Seismometers are devices that measure the size and location of earthquakes by detecting vibrations in the Earth due to seismic waves, pulses of energy produced by the Earthquake.
The time delay between different types of seismic wave - primary and secondary waves - allows the location of the earthquake to be calculated.
Primary (P) waves travel faster than secondary (S) waves, so they are the first waves detected by seismometers. Scientists use the delay between P waves and S waves to calculate how far the earthquake is from that seismograph.
P waves can move through any part of the Earth's interior but S waves can only move through the solid parts.
One seismograph wouldn’t give us an accurate location as you can only say that the earthquake is a certain distance away, but not in which direction.

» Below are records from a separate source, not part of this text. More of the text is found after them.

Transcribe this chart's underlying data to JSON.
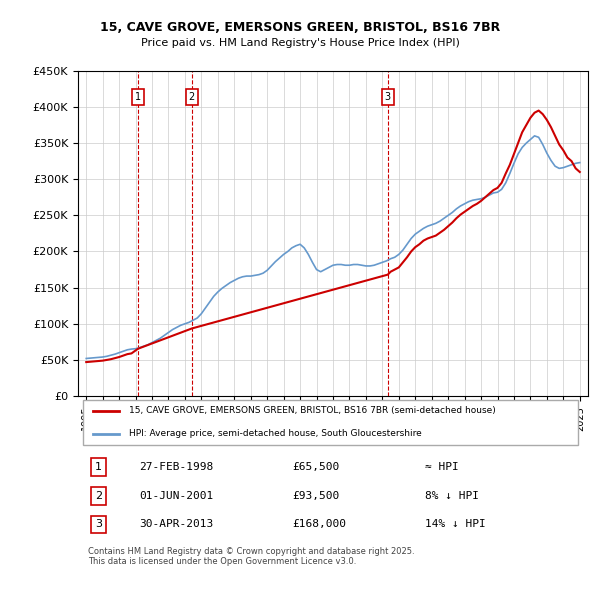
{
  "title1": "15, CAVE GROVE, EMERSONS GREEN, BRISTOL, BS16 7BR",
  "title2": "Price paid vs. HM Land Registry's House Price Index (HPI)",
  "ylabel_ticks": [
    "£0",
    "£50K",
    "£100K",
    "£150K",
    "£200K",
    "£250K",
    "£300K",
    "£350K",
    "£400K",
    "£450K"
  ],
  "ytick_values": [
    0,
    50000,
    100000,
    150000,
    200000,
    250000,
    300000,
    350000,
    400000,
    450000
  ],
  "xlim": [
    1994.5,
    2025.5
  ],
  "ylim": [
    0,
    450000
  ],
  "sale_dates_decimal": [
    1998.15,
    2001.42,
    2013.33
  ],
  "sale_prices": [
    65500,
    93500,
    168000
  ],
  "sale_labels": [
    "1",
    "2",
    "3"
  ],
  "legend_line1": "15, CAVE GROVE, EMERSONS GREEN, BRISTOL, BS16 7BR (semi-detached house)",
  "legend_line2": "HPI: Average price, semi-detached house, South Gloucestershire",
  "table_entries": [
    {
      "num": "1",
      "date": "27-FEB-1998",
      "price": "£65,500",
      "rel": "≈ HPI"
    },
    {
      "num": "2",
      "date": "01-JUN-2001",
      "price": "£93,500",
      "rel": "8% ↓ HPI"
    },
    {
      "num": "3",
      "date": "30-APR-2013",
      "price": "£168,000",
      "rel": "14% ↓ HPI"
    }
  ],
  "footer": "Contains HM Land Registry data © Crown copyright and database right 2025.\nThis data is licensed under the Open Government Licence v3.0.",
  "hpi_color": "#6699cc",
  "sale_line_color": "#cc0000",
  "vline_color": "#cc0000",
  "hpi_data_x": [
    1995.0,
    1995.25,
    1995.5,
    1995.75,
    1996.0,
    1996.25,
    1996.5,
    1996.75,
    1997.0,
    1997.25,
    1997.5,
    1997.75,
    1998.0,
    1998.25,
    1998.5,
    1998.75,
    1999.0,
    1999.25,
    1999.5,
    1999.75,
    2000.0,
    2000.25,
    2000.5,
    2000.75,
    2001.0,
    2001.25,
    2001.5,
    2001.75,
    2002.0,
    2002.25,
    2002.5,
    2002.75,
    2003.0,
    2003.25,
    2003.5,
    2003.75,
    2004.0,
    2004.25,
    2004.5,
    2004.75,
    2005.0,
    2005.25,
    2005.5,
    2005.75,
    2006.0,
    2006.25,
    2006.5,
    2006.75,
    2007.0,
    2007.25,
    2007.5,
    2007.75,
    2008.0,
    2008.25,
    2008.5,
    2008.75,
    2009.0,
    2009.25,
    2009.5,
    2009.75,
    2010.0,
    2010.25,
    2010.5,
    2010.75,
    2011.0,
    2011.25,
    2011.5,
    2011.75,
    2012.0,
    2012.25,
    2012.5,
    2012.75,
    2013.0,
    2013.25,
    2013.5,
    2013.75,
    2014.0,
    2014.25,
    2014.5,
    2014.75,
    2015.0,
    2015.25,
    2015.5,
    2015.75,
    2016.0,
    2016.25,
    2016.5,
    2016.75,
    2017.0,
    2017.25,
    2017.5,
    2017.75,
    2018.0,
    2018.25,
    2018.5,
    2018.75,
    2019.0,
    2019.25,
    2019.5,
    2019.75,
    2020.0,
    2020.25,
    2020.5,
    2020.75,
    2021.0,
    2021.25,
    2021.5,
    2021.75,
    2022.0,
    2022.25,
    2022.5,
    2022.75,
    2023.0,
    2023.25,
    2023.5,
    2023.75,
    2024.0,
    2024.25,
    2024.5,
    2024.75,
    2025.0
  ],
  "hpi_data_y": [
    52000,
    52500,
    53000,
    53500,
    54000,
    55000,
    56500,
    58000,
    60000,
    62000,
    64000,
    65000,
    65500,
    67000,
    69000,
    71000,
    74000,
    77000,
    80000,
    84000,
    88000,
    92000,
    95000,
    98000,
    100000,
    102000,
    105000,
    108000,
    114000,
    122000,
    130000,
    138000,
    144000,
    149000,
    153000,
    157000,
    160000,
    163000,
    165000,
    166000,
    166000,
    167000,
    168000,
    170000,
    174000,
    180000,
    186000,
    191000,
    196000,
    200000,
    205000,
    208000,
    210000,
    205000,
    196000,
    185000,
    175000,
    172000,
    175000,
    178000,
    181000,
    182000,
    182000,
    181000,
    181000,
    182000,
    182000,
    181000,
    180000,
    180000,
    181000,
    183000,
    185000,
    187000,
    190000,
    192000,
    196000,
    202000,
    210000,
    218000,
    224000,
    228000,
    232000,
    235000,
    237000,
    239000,
    242000,
    246000,
    250000,
    254000,
    259000,
    263000,
    266000,
    269000,
    271000,
    272000,
    273000,
    275000,
    278000,
    281000,
    282000,
    286000,
    295000,
    308000,
    322000,
    335000,
    344000,
    350000,
    355000,
    360000,
    358000,
    348000,
    336000,
    326000,
    318000,
    315000,
    316000,
    318000,
    320000,
    322000,
    323000
  ],
  "red_line_x": [
    1995.0,
    1995.25,
    1995.5,
    1995.75,
    1996.0,
    1996.25,
    1996.5,
    1996.75,
    1997.0,
    1997.25,
    1997.5,
    1997.75,
    1998.15,
    2001.42,
    2013.33,
    2013.5,
    2013.75,
    2014.0,
    2014.25,
    2014.5,
    2014.75,
    2015.0,
    2015.25,
    2015.5,
    2015.75,
    2016.0,
    2016.25,
    2016.5,
    2016.75,
    2017.0,
    2017.25,
    2017.5,
    2017.75,
    2018.0,
    2018.25,
    2018.5,
    2018.75,
    2019.0,
    2019.25,
    2019.5,
    2019.75,
    2020.0,
    2020.25,
    2020.5,
    2020.75,
    2021.0,
    2021.25,
    2021.5,
    2021.75,
    2022.0,
    2022.25,
    2022.5,
    2022.75,
    2023.0,
    2023.25,
    2023.5,
    2023.75,
    2024.0,
    2024.25,
    2024.5,
    2024.75,
    2025.0
  ],
  "red_line_y": [
    47000,
    47500,
    48000,
    48500,
    49000,
    50000,
    51000,
    52500,
    54000,
    56000,
    58000,
    59000,
    65500,
    93500,
    168000,
    172000,
    175000,
    178000,
    185000,
    192000,
    200000,
    206000,
    210000,
    215000,
    218000,
    220000,
    222000,
    226000,
    230000,
    235000,
    240000,
    246000,
    251000,
    255000,
    259000,
    263000,
    266000,
    270000,
    275000,
    280000,
    285000,
    288000,
    295000,
    308000,
    320000,
    335000,
    350000,
    365000,
    375000,
    385000,
    392000,
    395000,
    390000,
    382000,
    372000,
    360000,
    348000,
    340000,
    330000,
    325000,
    315000,
    310000
  ]
}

To locate the earthquake, you need at least three points. Each circle shows the distance of the earthquake from the seismograph at its centre. Can you work out where the earthquake has taken place in the diagram?
Answer: the point where the three circles intersect is the epicentre of the earthquake. This method of working out the location of a pulse of energy is known as triangulation.
(Left): primary, or P waves, travel the fastest and can move through solids and liquids. This means they can travel through any part of the Earth’s interior including the liquid outer core. They cause relatively little damage as they only stretch and compress the ground like an accordion or spring.
(Right): secondary, or S waves, are slightly slower and can only move through solids.They make the ground move up and down or side to side so they cause a lot more damage.